Le jeudi 11 janvier 2007


Hygiène mentale
Pierre Foglia, La Presse

C'était la question que posait Maisonneuve hier. A-t-on peur de la gastro pour rien? La réponse prévisible des invités : la gastro n'est pas rien quand on est déjà malade d'autre chose, ou diminué, ou très vieux. Le virus se transmettant très facilement, la gastro pose problème dans les lieux de grande promiscuité, les écoles, les hôpitaux, les centres d'hébergement. C'est la première partie de la réponse. La seconde, la vraie, parce qu'elle concerne la population en général : oui, on a peur pour rien. On fait un mélodrame d'un virus dont il est facile, quand on est en santé, de venir à bout avec un peu de repos.

J'abonde énormément. Mais pourquoi donc cette peur dont on devine qu'elle pourrait facilement devenir panique? Un psychanalyste est venu expliquer que c'était la faute des médias qui amplifient, qui déforment, qui ne savent pas quoi dire dans les creux d'actualité comme celui que nous traversons en ce moment.
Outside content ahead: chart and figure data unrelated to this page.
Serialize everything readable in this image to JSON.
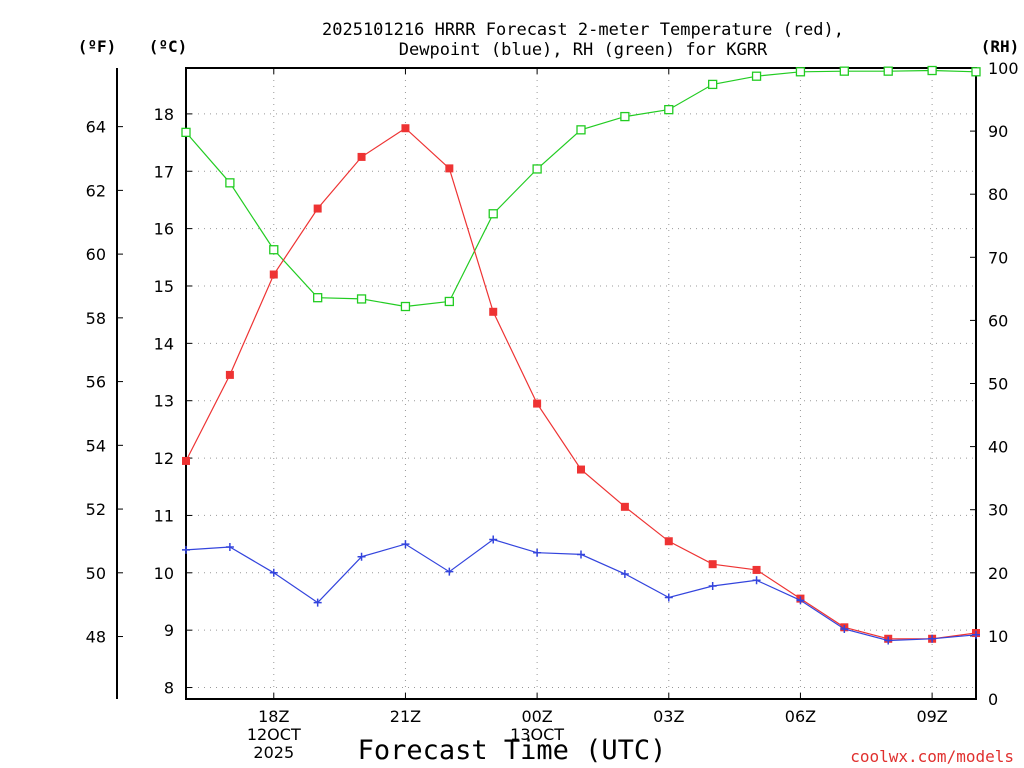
{
  "chart_data": {
    "type": "line",
    "title_lines": [
      "2025101216 HRRR Forecast 2-meter Temperature (red),",
      "Dewpoint (blue), RH (green) for KGRR"
    ],
    "xlabel": "Forecast Time (UTC)",
    "units": {
      "fahrenheit": "(ºF)",
      "celsius": "(ºC)",
      "rh": "(RH)"
    },
    "credit": "coolwx.com/models",
    "x_hours": [
      16,
      17,
      18,
      19,
      20,
      21,
      22,
      23,
      24,
      25,
      26,
      27,
      28,
      29,
      30,
      31,
      32,
      33,
      34
    ],
    "xlim": [
      16,
      34
    ],
    "x_ticks": [
      {
        "hour": 18,
        "lines": [
          "18Z",
          "12OCT",
          "2025"
        ]
      },
      {
        "hour": 21,
        "lines": [
          "21Z"
        ]
      },
      {
        "hour": 24,
        "lines": [
          "00Z",
          "13OCT"
        ]
      },
      {
        "hour": 27,
        "lines": [
          "03Z"
        ]
      },
      {
        "hour": 30,
        "lines": [
          "06Z"
        ]
      },
      {
        "hour": 33,
        "lines": [
          "09Z"
        ]
      }
    ],
    "y_celsius": {
      "lim": [
        7.8,
        18.8
      ],
      "ticks": [
        8,
        9,
        10,
        11,
        12,
        13,
        14,
        15,
        16,
        17,
        18
      ]
    },
    "y_fahrenheit": {
      "lim": [
        46.04,
        65.84
      ],
      "ticks": [
        48,
        50,
        52,
        54,
        56,
        58,
        60,
        62,
        64
      ]
    },
    "y_rh": {
      "lim": [
        0,
        100
      ],
      "ticks": [
        0,
        10,
        20,
        30,
        40,
        50,
        60,
        70,
        80,
        90,
        100
      ]
    },
    "grid": true,
    "series": [
      {
        "name": "Temperature",
        "axis": "celsius",
        "color": "#ee3333",
        "marker": "filled-square",
        "values": [
          11.95,
          13.45,
          15.2,
          16.35,
          17.25,
          17.75,
          17.05,
          14.55,
          12.95,
          11.8,
          11.15,
          10.55,
          10.15,
          10.05,
          9.55,
          9.05,
          8.85,
          8.85,
          8.95
        ]
      },
      {
        "name": "Dewpoint",
        "axis": "celsius",
        "color": "#3344dd",
        "marker": "plus",
        "values": [
          10.4,
          10.45,
          10.0,
          9.48,
          10.28,
          10.5,
          10.02,
          10.58,
          10.35,
          10.32,
          9.98,
          9.57,
          9.77,
          9.87,
          9.52,
          9.02,
          8.82,
          8.85,
          8.92
        ]
      },
      {
        "name": "RH",
        "axis": "rh",
        "color": "#22cc22",
        "marker": "open-square",
        "values": [
          89.8,
          81.8,
          71.2,
          63.6,
          63.4,
          62.2,
          63.0,
          76.9,
          84.0,
          90.2,
          92.3,
          93.4,
          97.4,
          98.7,
          99.4,
          99.5,
          99.5,
          99.6,
          99.4
        ]
      }
    ]
  }
}
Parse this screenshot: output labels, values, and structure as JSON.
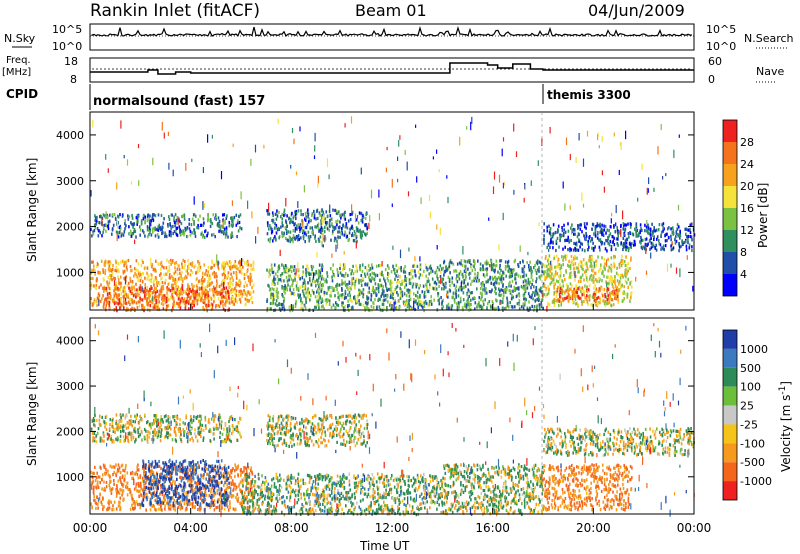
{
  "header": {
    "title": "Rankin Inlet (fitACF)",
    "beam": "Beam 01",
    "date": "04/Jun/2009"
  },
  "top_panels": {
    "nsky_label": "N.Sky",
    "nsearch_label": "N.Search",
    "noise_ticks_left": [
      "10^5",
      "10^0"
    ],
    "noise_ticks_right": [
      "10^5",
      "10^0"
    ],
    "freq_label": "Freq.",
    "freq_unit": "[MHz]",
    "freq_ticks": [
      "18",
      "8"
    ],
    "nave_label": "Nave",
    "nave_ticks": [
      "60",
      "0"
    ],
    "cpid_label": "CPID",
    "cpid_modes": [
      {
        "name": "normalsound (fast) 157",
        "start_hour": 0
      },
      {
        "name": "themis 3300",
        "start_hour": 18
      }
    ]
  },
  "x_axis": {
    "label": "Time UT",
    "ticks": [
      "00:00",
      "04:00",
      "08:00",
      "12:00",
      "16:00",
      "20:00",
      "00:00"
    ],
    "range_hours": [
      0,
      24
    ]
  },
  "y_axis": {
    "label": "Slant Range [km]",
    "ticks": [
      "1000",
      "2000",
      "3000",
      "4000"
    ],
    "range_km": [
      180,
      4500
    ]
  },
  "power_scale": {
    "label": "Power [dB]",
    "ticks": [
      "4",
      "8",
      "12",
      "16",
      "20",
      "24",
      "28"
    ],
    "colors": [
      "#0000ff",
      "#1f4fa8",
      "#2f8f5f",
      "#7cc242",
      "#f5e23a",
      "#f7a21c",
      "#f5731d",
      "#ee2020"
    ]
  },
  "velocity_scale": {
    "label": "Velocity [m s",
    "label_exp": "-1",
    "label_close": "]",
    "ticks": [
      "1000",
      "500",
      "100",
      "25",
      "-25",
      "-100",
      "-500",
      "-1000"
    ],
    "colors": [
      "#1f3fa8",
      "#3c7ac0",
      "#2e8b57",
      "#6cbf3a",
      "#c8c8c8",
      "#f5c419",
      "#f59a1d",
      "#f5661d",
      "#ee2020"
    ]
  },
  "chart_data": [
    {
      "type": "heatmap",
      "title": "Power [dB]",
      "xlabel": "Time UT",
      "ylabel": "Slant Range [km]",
      "xlim": [
        0,
        24
      ],
      "ylim": [
        180,
        4500
      ],
      "color_range": [
        0,
        32
      ],
      "features": [
        {
          "t_start": 0.0,
          "t_end": 6.5,
          "r_start": 300,
          "r_end": 1300,
          "value": 22
        },
        {
          "t_start": 0.0,
          "t_end": 6.0,
          "r_start": 1800,
          "r_end": 2300,
          "value": 8
        },
        {
          "t_start": 0.5,
          "t_end": 5.5,
          "r_start": 200,
          "r_end": 700,
          "value": 26
        },
        {
          "t_start": 7.0,
          "t_end": 11.0,
          "r_start": 1700,
          "r_end": 2400,
          "value": 8
        },
        {
          "t_start": 7.0,
          "t_end": 14.0,
          "r_start": 200,
          "r_end": 1200,
          "value": 12
        },
        {
          "t_start": 14.0,
          "t_end": 18.0,
          "r_start": 200,
          "r_end": 1300,
          "value": 10
        },
        {
          "t_start": 18.0,
          "t_end": 21.5,
          "r_start": 300,
          "r_end": 1400,
          "value": 18
        },
        {
          "t_start": 18.5,
          "t_end": 21.0,
          "r_start": 400,
          "r_end": 700,
          "value": 26
        },
        {
          "t_start": 18.0,
          "t_end": 24.0,
          "r_start": 1500,
          "r_end": 2100,
          "value": 6
        }
      ]
    },
    {
      "type": "heatmap",
      "title": "Velocity [m s-1]",
      "xlabel": "Time UT",
      "ylabel": "Slant Range [km]",
      "xlim": [
        0,
        24
      ],
      "ylim": [
        180,
        4500
      ],
      "color_range": [
        -1000,
        1000
      ],
      "features": [
        {
          "t_start": 0.0,
          "t_end": 6.5,
          "r_start": 300,
          "r_end": 1300,
          "value": -300
        },
        {
          "t_start": 0.0,
          "t_end": 6.0,
          "r_start": 1800,
          "r_end": 2400,
          "value": 0
        },
        {
          "t_start": 2.0,
          "t_end": 5.5,
          "r_start": 400,
          "r_end": 1400,
          "value": 800
        },
        {
          "t_start": 7.0,
          "t_end": 11.0,
          "r_start": 1700,
          "r_end": 2400,
          "value": 0
        },
        {
          "t_start": 6.0,
          "t_end": 14.0,
          "r_start": 200,
          "r_end": 1100,
          "value": 100
        },
        {
          "t_start": 14.0,
          "t_end": 18.0,
          "r_start": 200,
          "r_end": 1300,
          "value": 50
        },
        {
          "t_start": 18.0,
          "t_end": 21.5,
          "r_start": 300,
          "r_end": 1300,
          "value": -300
        },
        {
          "t_start": 18.0,
          "t_end": 24.0,
          "r_start": 1500,
          "r_end": 2100,
          "value": 0
        }
      ]
    }
  ]
}
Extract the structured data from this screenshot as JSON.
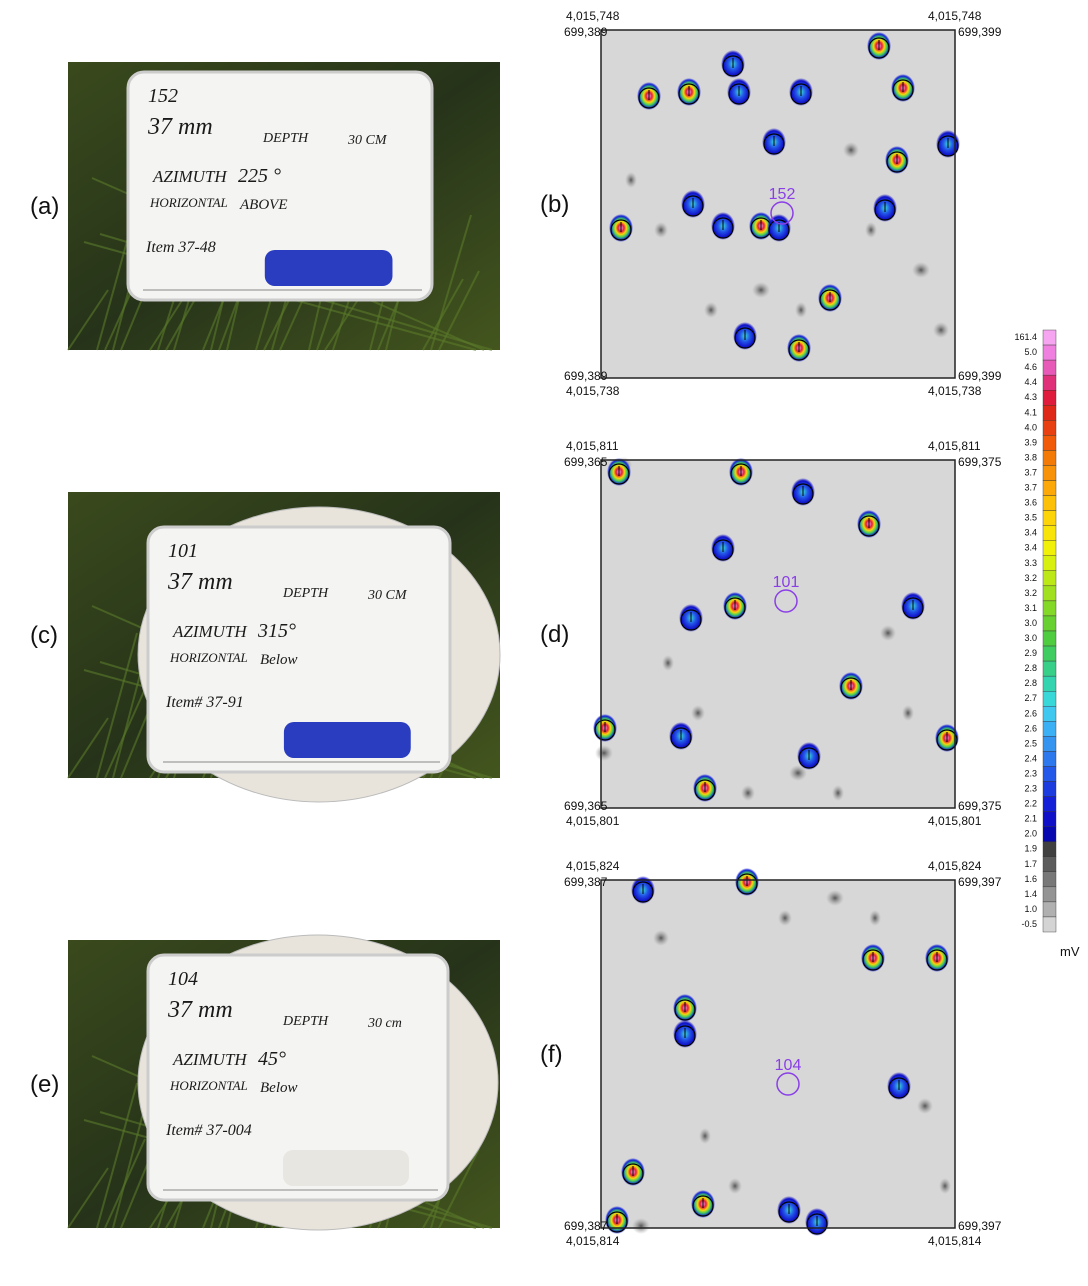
{
  "photos": [
    {
      "label": "(a)",
      "board": [
        "152",
        "37 mm",
        "DEPTH",
        "30 CM",
        "AZIMUTH",
        "225 °",
        "HORIZONTAL",
        "ABOVE",
        "Item 37-48"
      ]
    },
    {
      "label": "(c)",
      "board": [
        "101",
        "37 mm",
        "DEPTH",
        "30 CM",
        "AZIMUTH",
        "315°",
        "HORIZONTAL",
        "Below",
        "Item# 37-91"
      ]
    },
    {
      "label": "(e)",
      "board": [
        "104",
        "37 mm",
        "DEPTH",
        "30 cm",
        "AZIMUTH",
        "45°",
        "HORIZONTAL",
        "Below",
        "Item# 37-004"
      ]
    }
  ],
  "maps": [
    {
      "label": "(b)",
      "top_north": [
        "4,015,748",
        "4,015,748"
      ],
      "top_east": [
        "699,389",
        "699,399"
      ],
      "bottom_east": [
        "699,389",
        "699,399"
      ],
      "bottom_north": [
        "4,015,738",
        "4,015,738"
      ],
      "target": "152"
    },
    {
      "label": "(d)",
      "top_north": [
        "4,015,811",
        "4,015,811"
      ],
      "top_east": [
        "699,365",
        "699,375"
      ],
      "bottom_east": [
        "699,365",
        "699,375"
      ],
      "bottom_north": [
        "4,015,801",
        "4,015,801"
      ],
      "target": "101"
    },
    {
      "label": "(f)",
      "top_north": [
        "4,015,824",
        "4,015,824"
      ],
      "top_east": [
        "699,387",
        "699,397"
      ],
      "bottom_east": [
        "699,387",
        "699,397"
      ],
      "bottom_north": [
        "4,015,814",
        "4,015,814"
      ],
      "target": "104"
    }
  ],
  "colorbar": {
    "labels": [
      "161.4",
      "5.0",
      "4.6",
      "4.4",
      "4.3",
      "4.1",
      "4.0",
      "3.9",
      "3.8",
      "3.7",
      "3.7",
      "3.6",
      "3.5",
      "3.4",
      "3.4",
      "3.3",
      "3.2",
      "3.2",
      "3.1",
      "3.0",
      "3.0",
      "2.9",
      "2.8",
      "2.8",
      "2.7",
      "2.6",
      "2.6",
      "2.5",
      "2.4",
      "2.3",
      "2.3",
      "2.2",
      "2.1",
      "2.0",
      "1.9",
      "1.7",
      "1.6",
      "1.4",
      "1.0",
      "-0.5"
    ],
    "colors": [
      "#f6a6f0",
      "#f080e0",
      "#e85ab8",
      "#e0307a",
      "#e01c3c",
      "#e02818",
      "#e84010",
      "#f05a08",
      "#f47a08",
      "#f89208",
      "#fca808",
      "#fcc008",
      "#fcd408",
      "#f8e408",
      "#f0f008",
      "#d8f010",
      "#bce818",
      "#a0e020",
      "#84d828",
      "#68d030",
      "#50cc40",
      "#40cc60",
      "#38d088",
      "#34d4b0",
      "#38d8d8",
      "#40c8f0",
      "#3cb0f4",
      "#3494f0",
      "#2c78ec",
      "#2458e8",
      "#1c3ce0",
      "#1420d8",
      "#1010c8",
      "#0808b0",
      "#404040",
      "#5c5c5c",
      "#787878",
      "#949494",
      "#b0b0b0",
      "#d4d4d4"
    ],
    "unit": "mV"
  }
}
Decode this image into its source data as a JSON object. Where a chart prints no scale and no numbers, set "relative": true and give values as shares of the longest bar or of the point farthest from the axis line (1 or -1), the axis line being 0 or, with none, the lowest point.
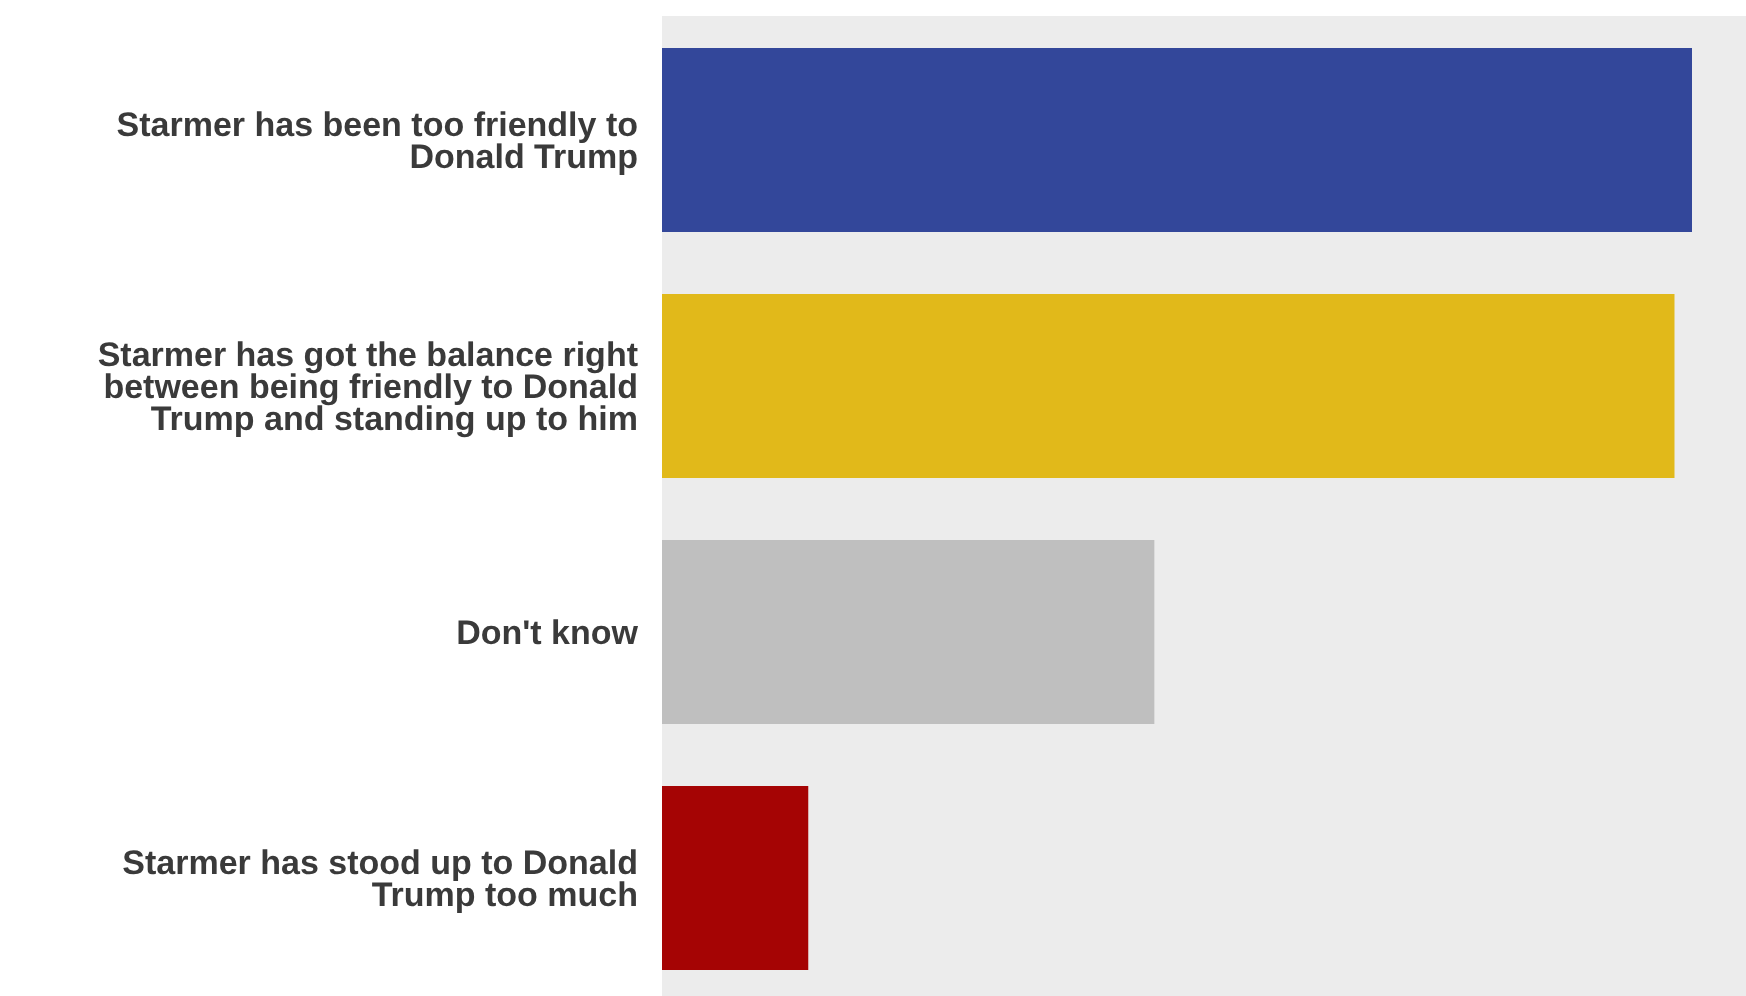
{
  "chart_data": {
    "type": "bar",
    "orientation": "horizontal",
    "relative": true,
    "categories": [
      "Starmer has been too friendly to Donald Trump",
      "Starmer has got the balance right between being friendly to Donald Trump and standing up to him",
      "Don't know",
      "Starmer has stood up to Donald Trump too much"
    ],
    "values": [
      1,
      0.983,
      0.478,
      0.142
    ],
    "colors": [
      "#33479a",
      "#e1b91a",
      "#bfbfbf",
      "#a50404"
    ]
  }
}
C'est la faute des médias à une exception, s'est empressé d'ajouter le psy : vous M. Maisonneuve. Vous, vous faites la part des choses. Plus téteux que ça tu deviens attaché de presse de Linda Lemay.

Bref, je repose la question à tout le monde sauf aux psys : d'où vient cette peur?
Elle vient de notre hystérique désir de vivre à risque nul. Elle vient de notre obsession de la sécurité. Bien sûr que ce sont les médias qui relaient cette hystérie du risque zéro, mais ils la relaient seulement. D'où vient-elle?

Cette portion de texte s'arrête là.